Read about Karlheinz Stockhausen’s Helicopter String Quartet – one of the well-known and complex musical pieces.
What is Helicopter String Quartet?
First of all, let’s understand what is a quartet?
A quartet is a group of four people playing music or singing together.
A string quartet refers to four musicians playing music together using the stringed musical instrument.
Therefore, a Helicopter String Quartet is about musicians playing the piece independently in four different helicopters.
Facts about the Helicopter String Quartet
The musical concept
The idea of writing a Helicopter Quartet was conceived by Professor Hans Landesmann of the Salzburger Festspiele in early 1991.
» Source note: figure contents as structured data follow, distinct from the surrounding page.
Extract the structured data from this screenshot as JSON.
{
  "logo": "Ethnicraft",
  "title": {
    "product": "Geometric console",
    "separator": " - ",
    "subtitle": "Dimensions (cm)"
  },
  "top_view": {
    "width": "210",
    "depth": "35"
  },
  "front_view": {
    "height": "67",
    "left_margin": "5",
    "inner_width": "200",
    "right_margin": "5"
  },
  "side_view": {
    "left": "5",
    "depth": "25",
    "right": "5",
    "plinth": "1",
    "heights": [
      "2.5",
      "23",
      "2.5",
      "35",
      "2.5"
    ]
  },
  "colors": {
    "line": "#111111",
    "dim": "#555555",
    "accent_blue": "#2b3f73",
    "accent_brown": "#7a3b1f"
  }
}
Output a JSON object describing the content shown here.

The basic idea was to use the sounds of helicopter blades in conjunction with the music piece that could be recorded high up in the sky. The individual recordings from the four musicians are then mixed down to a single track for audiences to listen.
The idea of using helicopter’s for the performance came from a dream.
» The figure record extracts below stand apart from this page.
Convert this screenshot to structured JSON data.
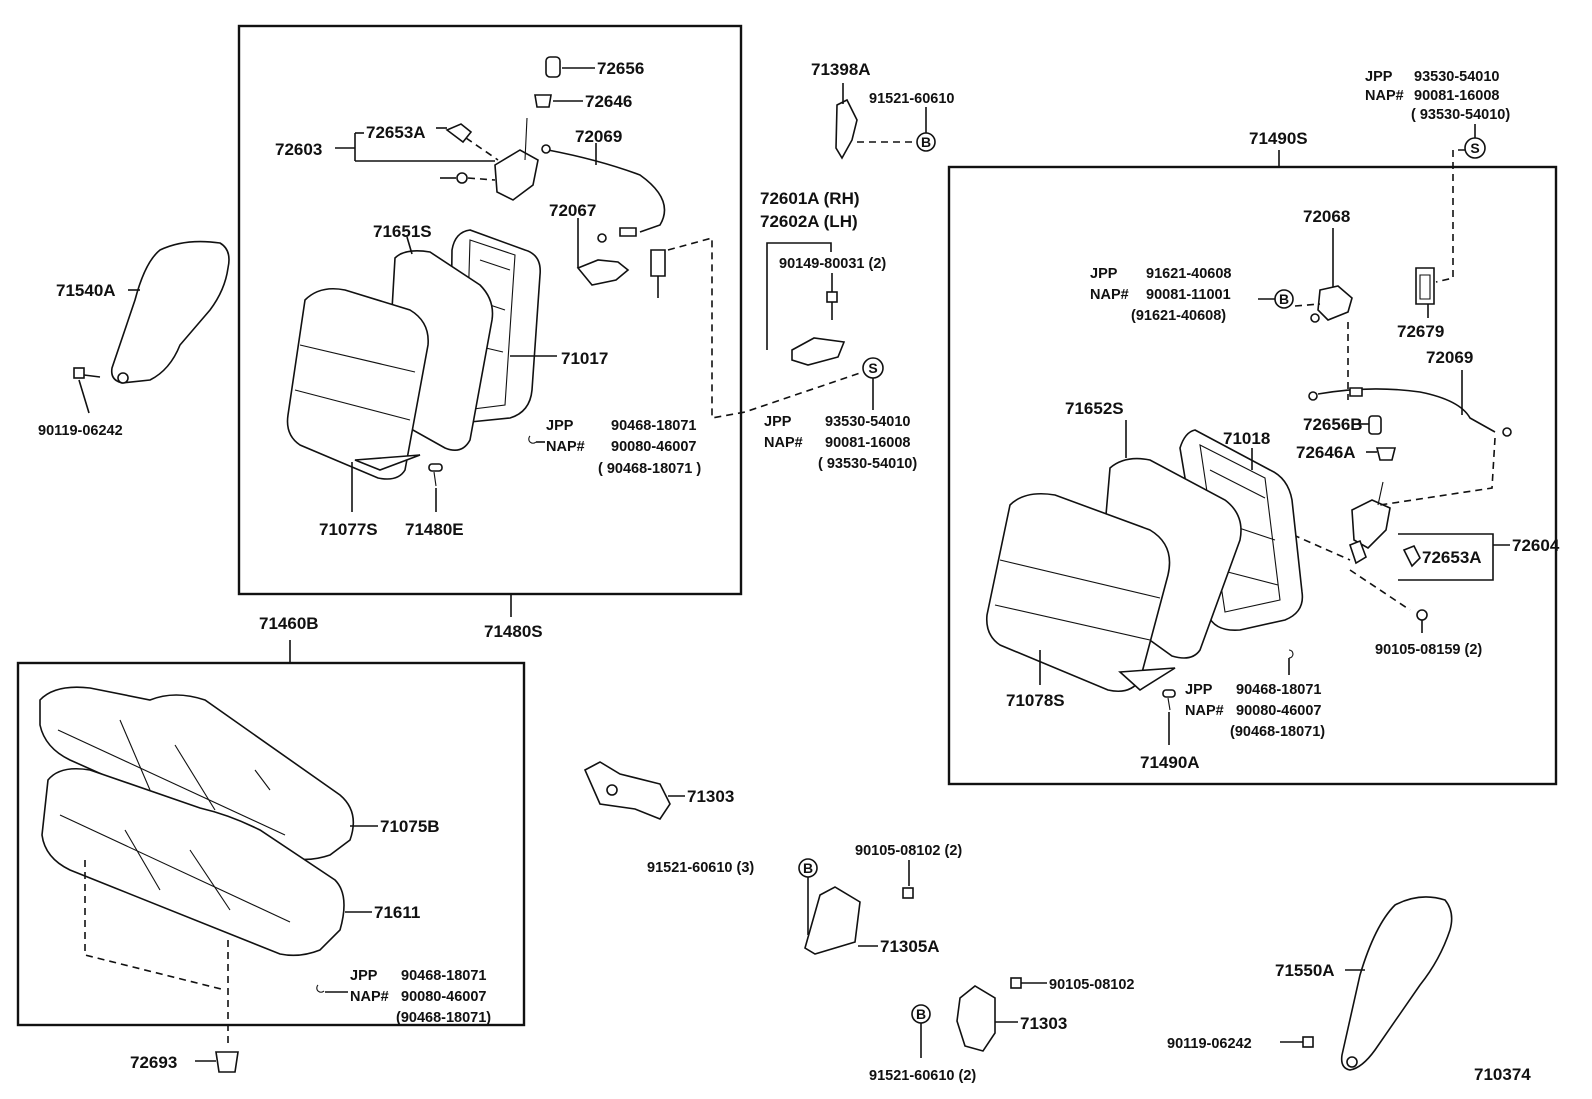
{
  "labels": {
    "l72656": "72656",
    "l72646": "72646",
    "l72653A_top": "72653A",
    "l72603": "72603",
    "l72069_top": "72069",
    "l72067": "72067",
    "l71651S": "71651S",
    "l71017": "71017",
    "l71540A": "71540A",
    "l90119_left": "90119-06242",
    "l71077S": "71077S",
    "l71480E": "71480E",
    "l71480S": "71480S",
    "l71460B": "71460B",
    "jpp_mid_a": "JPP",
    "jpp_mid_a_num": "90468-18071",
    "nap_mid_a": "NAP#",
    "nap_mid_a_num": "90080-46007",
    "nap_mid_a_alt": "( 90468-18071 )",
    "l71398A": "71398A",
    "l91521_top": "91521-60610",
    "l72601A": "72601A (RH)",
    "l72602A": "72602A (LH)",
    "l90149": "90149-80031 (2)",
    "jpp_mid_b": "JPP",
    "jpp_mid_b_num": "93530-54010",
    "nap_mid_b": "NAP#",
    "nap_mid_b_num": "90081-16008",
    "nap_mid_b_alt": "( 93530-54010)",
    "jpp_tr": "JPP",
    "jpp_tr_num": "93530-54010",
    "nap_tr": "NAP#",
    "nap_tr_num": "90081-16008",
    "nap_tr_alt": "( 93530-54010)",
    "l71490S": "71490S",
    "l72068": "72068",
    "jpp_r": "JPP",
    "jpp_r_num": "91621-40608",
    "nap_r": "NAP#",
    "nap_r_num": "90081-11001",
    "nap_r_alt": "(91621-40608)",
    "l72679": "72679",
    "l72069_right": "72069",
    "l71652S": "71652S",
    "l71018": "71018",
    "l72656B": "72656B",
    "l72646A": "72646A",
    "l72604": "72604",
    "l72653A_right": "72653A",
    "l90105_08159": "90105-08159 (2)",
    "l71078S": "71078S",
    "jpp_rb": "JPP",
    "jpp_rb_num": "90468-18071",
    "nap_rb": "NAP#",
    "nap_rb_num": "90080-46007",
    "nap_rb_alt": "(90468-18071)",
    "l71490A": "71490A",
    "l71075B": "71075B",
    "l71611": "71611",
    "jpp_lb": "JPP",
    "jpp_lb_num": "90468-18071",
    "nap_lb": "NAP#",
    "nap_lb_num": "90080-46007",
    "nap_lb_alt": "(90468-18071)",
    "l72693": "72693",
    "l71303_top": "71303",
    "l91521_3": "91521-60610 (3)",
    "l90105_08102_2": "90105-08102 (2)",
    "l71305A": "71305A",
    "l90105_08102": "90105-08102",
    "l71303_bottom": "71303",
    "l91521_2": "91521-60610 (2)",
    "l71550A": "71550A",
    "l90119_right": "90119-06242",
    "l710374": "710374",
    "circle_b": "B",
    "circle_s": "S"
  }
}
The first performances of the piece took place in Amsterdam on 26 June 1995
Stockhausen took around four years to come up with appropriate string section melodies.
In fact, he was initially reluctant to write the composition for Professor Landesmann’s concept.
However, after several dreams, Stockhausen submitted the melodies to Landesmann who liked it quite well.
The helicopter quartet was initially a 29-minute piece of music
However, Stockhausen revised the score to around 32 minutes by adding additional 3-minute melodies at the end of the quartet.
The score was revised only after the initial trial performances.
The last minute is mostly about the declining dynamics of the helicopter blade sounds.
Unusual system requirements
The musical performance requires exactly four helicopters, each equipped with a pilot, a musician, and a sound technician.
Other than pilots and musicians, the electronic equipment like television transmitter and three-channel sound transmitter are used to send the captured signal to the nearest auditorium.
The auditorium may have projected the visuals sent from the helicopters through proper mixing desks handled by the sound technicians.
The first performance and recording used Alouette helicopters from the Royal Dutch Air Force.
The press wasn’t impressed with the performance. However, people acknowledged the technological complexities of making such a thing work almost flawlessly are immense.
As you can see in the video, each musician is using headphone to sync with the composition. Even a milli-second lag would create a great discord in the final mix.